I too am confused by DIIG's low price, but if you look at where each stock has come from since last February, DIIG had gone straight up due to the rapidly expanding earnings (30% per Q sequential earnings gain). This rate of earnings gain has to come down. The DecQ should be the last Q where they see 30% sequential earnings gain) and the analysts are predicting the earnings to drop slightly in the 1st Q of 98. The earnings for the last several Qs are:
JunQ 19 cents
SepQ 35 cents
DecQ 43 cents
MarQ98 36 cents
I don't know why they are predicting this drop, but going from 30% a Q gains, to a 15% drop, has to have put a bit of selling pressure on the stock.

Much of the growth in the near term is supposed to come from Orbit's new ASIC fab which is finally starting up. I think the results from the fab will be good, but there is more uncertainty in the ASIC market , than in traditional ECM and board manufacturing businesses. I think the market may be placing a risk premium on the stock at this point.

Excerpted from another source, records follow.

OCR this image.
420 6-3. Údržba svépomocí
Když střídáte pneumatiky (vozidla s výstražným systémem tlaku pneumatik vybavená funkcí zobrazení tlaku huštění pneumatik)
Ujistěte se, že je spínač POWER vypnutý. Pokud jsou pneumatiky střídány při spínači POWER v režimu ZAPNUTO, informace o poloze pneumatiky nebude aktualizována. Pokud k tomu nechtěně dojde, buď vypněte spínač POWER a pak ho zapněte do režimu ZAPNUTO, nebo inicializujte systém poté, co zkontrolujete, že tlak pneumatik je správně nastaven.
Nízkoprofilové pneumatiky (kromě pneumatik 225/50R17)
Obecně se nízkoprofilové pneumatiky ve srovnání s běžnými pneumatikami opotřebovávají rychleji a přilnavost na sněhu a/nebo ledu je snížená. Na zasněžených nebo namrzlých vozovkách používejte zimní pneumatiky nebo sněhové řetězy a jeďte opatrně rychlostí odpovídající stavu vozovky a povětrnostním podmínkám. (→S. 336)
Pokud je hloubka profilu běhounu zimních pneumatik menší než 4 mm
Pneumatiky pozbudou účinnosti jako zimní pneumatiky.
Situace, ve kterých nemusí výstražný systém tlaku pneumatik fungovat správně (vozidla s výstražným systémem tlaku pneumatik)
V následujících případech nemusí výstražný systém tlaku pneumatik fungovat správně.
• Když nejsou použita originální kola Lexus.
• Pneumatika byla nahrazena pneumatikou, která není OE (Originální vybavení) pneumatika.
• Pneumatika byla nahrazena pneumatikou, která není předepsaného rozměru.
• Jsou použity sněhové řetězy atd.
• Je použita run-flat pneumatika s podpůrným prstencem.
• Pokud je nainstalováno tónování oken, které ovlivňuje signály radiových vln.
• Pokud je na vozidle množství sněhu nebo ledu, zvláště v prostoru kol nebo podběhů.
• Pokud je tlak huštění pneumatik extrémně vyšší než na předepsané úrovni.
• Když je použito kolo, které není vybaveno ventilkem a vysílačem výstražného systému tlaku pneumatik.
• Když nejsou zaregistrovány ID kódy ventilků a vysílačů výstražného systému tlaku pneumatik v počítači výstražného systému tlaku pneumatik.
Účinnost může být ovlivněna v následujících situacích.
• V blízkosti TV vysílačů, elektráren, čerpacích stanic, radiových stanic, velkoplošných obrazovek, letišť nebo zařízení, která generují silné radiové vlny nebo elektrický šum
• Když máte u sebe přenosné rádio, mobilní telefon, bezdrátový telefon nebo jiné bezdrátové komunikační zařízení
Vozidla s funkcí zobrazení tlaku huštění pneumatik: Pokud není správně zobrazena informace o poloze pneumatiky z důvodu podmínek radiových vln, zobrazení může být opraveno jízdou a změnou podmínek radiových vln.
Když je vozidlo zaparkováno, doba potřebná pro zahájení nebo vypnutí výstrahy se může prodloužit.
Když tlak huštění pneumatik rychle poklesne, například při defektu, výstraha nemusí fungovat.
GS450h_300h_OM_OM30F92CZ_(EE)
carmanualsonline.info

However, given the fact that management has begun a 2 million share buyback program, I believe they have confidence in the new fab startup. And longer term, the contribution, from the new board facility in Texas, is going to be huge, methinks.

I am playing DIIG long at this point by using call options. I have been able to buy a lot of Mar25 calls for about 2-3 bucks on dips, and sold my DIIG stock in the 27-28 range on spikes, this fall. Since DIIG seems to have more reasonable call pricing compared to other stocks in the sector, I have freed up my capital to chase other ECM bargains. Anyway, that has been my strategy.

Hope this answers some of your questions. Suggest you try to find out why analysts expect earnings to drop 15% sequentially in 98MarQ.